この、「人口が少なく農業関係の仕事の多い田舎に、肥満出現率の高い学校が集まっていて………」という部分に目が留まったのです。

その方が住んでいるのも、農業関係の仕事の多い田舎、です。そして青森県と神奈川県では、たとえば7歳児の肥満傾向の出現率*を比較してみると、神奈川県の5.08%に対して青森県は10.86%と、なんと倍以上の開きがあったのです。(参考:7歳児ではもっとも高いのは青森、ついで宮城県、逆にもっとも低いのは兵庫、ついで福岡県)

さらに彼女の研究の中ではコレステロール値のことにも触れています。
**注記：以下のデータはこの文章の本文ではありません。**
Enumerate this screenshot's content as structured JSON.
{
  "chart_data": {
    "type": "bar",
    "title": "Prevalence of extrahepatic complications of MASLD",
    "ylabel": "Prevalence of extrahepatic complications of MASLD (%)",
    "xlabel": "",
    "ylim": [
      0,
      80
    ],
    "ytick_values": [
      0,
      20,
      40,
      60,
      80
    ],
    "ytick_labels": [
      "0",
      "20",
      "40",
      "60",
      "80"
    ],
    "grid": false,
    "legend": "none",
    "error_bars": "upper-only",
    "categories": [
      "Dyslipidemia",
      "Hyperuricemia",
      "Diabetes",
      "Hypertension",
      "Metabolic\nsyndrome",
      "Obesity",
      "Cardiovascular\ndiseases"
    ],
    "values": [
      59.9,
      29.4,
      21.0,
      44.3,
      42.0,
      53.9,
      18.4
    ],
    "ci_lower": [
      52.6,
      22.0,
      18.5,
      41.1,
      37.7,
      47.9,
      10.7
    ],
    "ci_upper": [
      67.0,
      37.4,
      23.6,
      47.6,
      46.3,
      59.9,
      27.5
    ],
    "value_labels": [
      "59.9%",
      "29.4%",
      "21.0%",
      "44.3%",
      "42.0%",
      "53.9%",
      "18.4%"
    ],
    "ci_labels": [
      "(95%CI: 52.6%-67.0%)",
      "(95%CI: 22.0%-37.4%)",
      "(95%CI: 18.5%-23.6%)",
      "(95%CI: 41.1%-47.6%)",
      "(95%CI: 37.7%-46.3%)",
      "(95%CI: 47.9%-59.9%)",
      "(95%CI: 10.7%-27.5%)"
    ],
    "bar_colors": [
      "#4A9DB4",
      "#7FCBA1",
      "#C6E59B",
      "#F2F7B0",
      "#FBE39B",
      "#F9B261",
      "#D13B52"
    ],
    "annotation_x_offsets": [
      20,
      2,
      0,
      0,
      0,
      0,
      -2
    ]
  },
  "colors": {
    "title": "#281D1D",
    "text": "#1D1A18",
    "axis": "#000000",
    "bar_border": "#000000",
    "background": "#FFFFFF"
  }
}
重要だと思いましたので、簡単にご紹介します。

高田氏は他国との比較において、日本の子どもは肥満が増えているばかりではなく、血中のコレステロールレベルも年々上昇していると指摘しています。

日本の9-10才児では男女共に、日本人が脂質からとるカロリーの総カロリーに対する割合は、1997年には30パーセントを超えました。アメリカでは現在、34パーセントと言われているので、脂質の摂取量は、総じて体格の大きなアメリカ人並になってきていると言えるます。

高田氏が実施した日米仏3国比較研究の結果によると、ほっそりしたフランスの子どものコレステロール値が1番高く、次いで肥満傾向が多いアメリカ黒人、その次が日本人で、アメリカ白人よりも高値でした。
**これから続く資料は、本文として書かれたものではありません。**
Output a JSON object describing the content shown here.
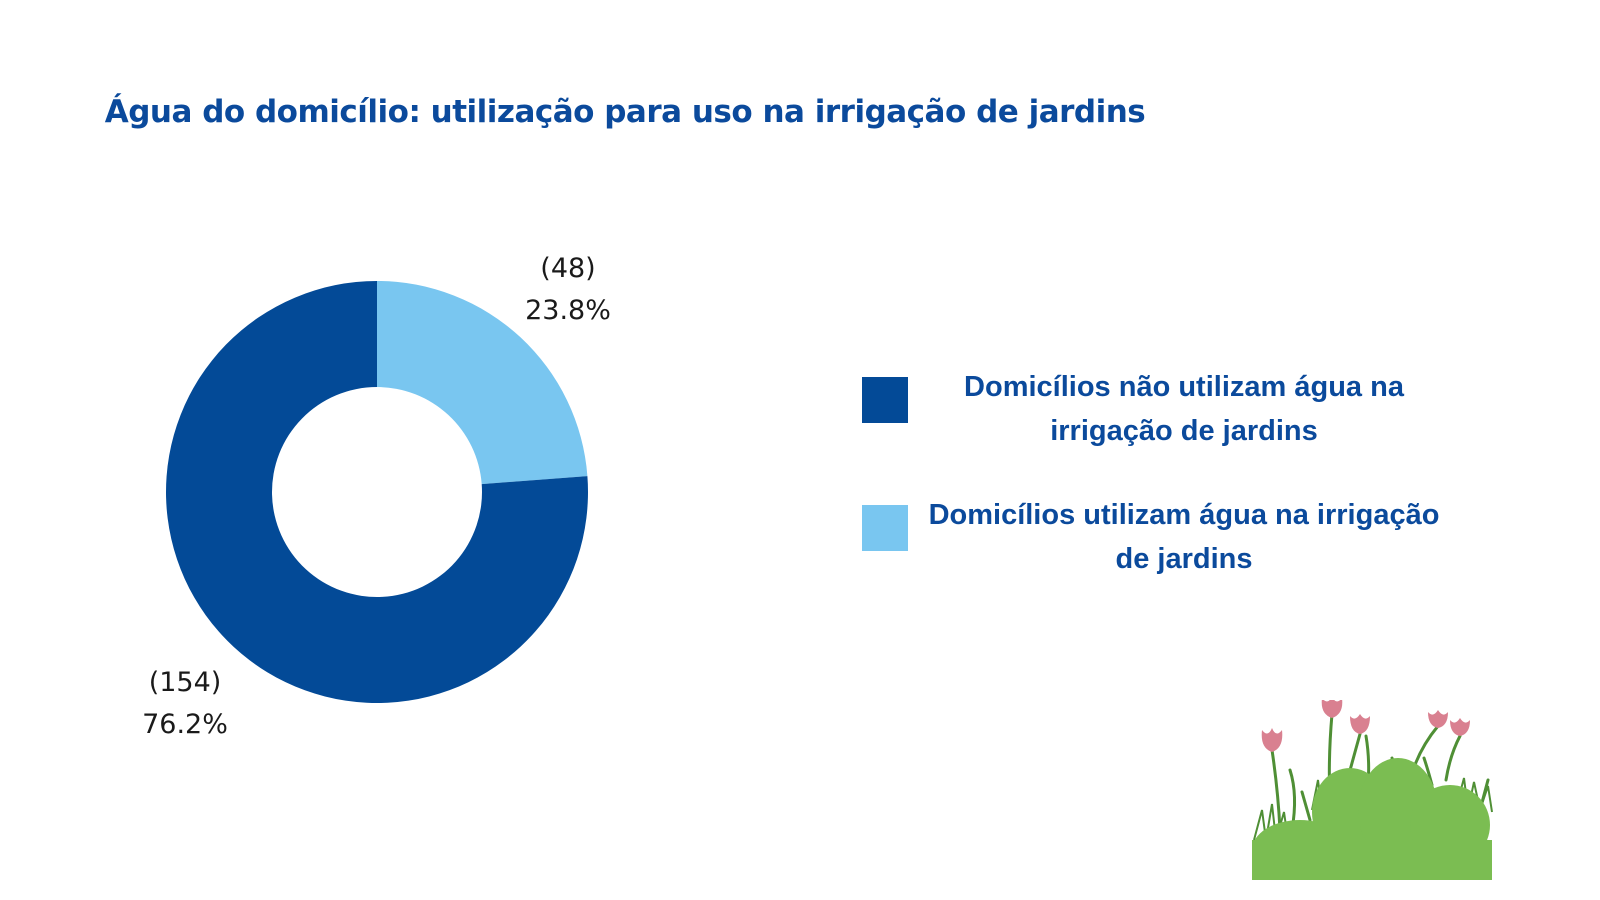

この結果から高田氏が警鐘を鳴らしているのは、日本の子どもも、食事の内容、とくに脂質摂取の増加にストップをかけなければ、高コレステロールと肥満の多いアメリカの子どもたちのようになるか、肥満児は少ないけれどコレステロールレベルの高いフランスの子どものようになるかのどちらかになりますよ、ということです。

肥満児の研究については、まだ未解明の部分が多いのが現状です。ある一部の調査結果によって結論ずけることはもちろんできませんが、今確実に言えることは、(文部科学省の統計によると)、日本における肥満傾向児の割合は、30年前に比べて2倍近い、という結果が出ている、という事実です。小学校高学年で10人に1人が肥満です。

これからの子供たちが太り続け、ますます肥満大国ニッポンになってしまうのか、どこかで歯止めがかかり、肥満児のいないより健康な日本になるのかは、今後の私たち自身への、肥満に対する関心を高めていく、ということにかかっているのかもしれません。

にほんブログ村 料理ブログ ローフードへ←私のblogよりもっと面白いローフード情報満載サイトです。ぜひご覧ください。
にほんブログ村←いつもお読みいただいている方、本当にありがとうございます。ぜひ1クリックを。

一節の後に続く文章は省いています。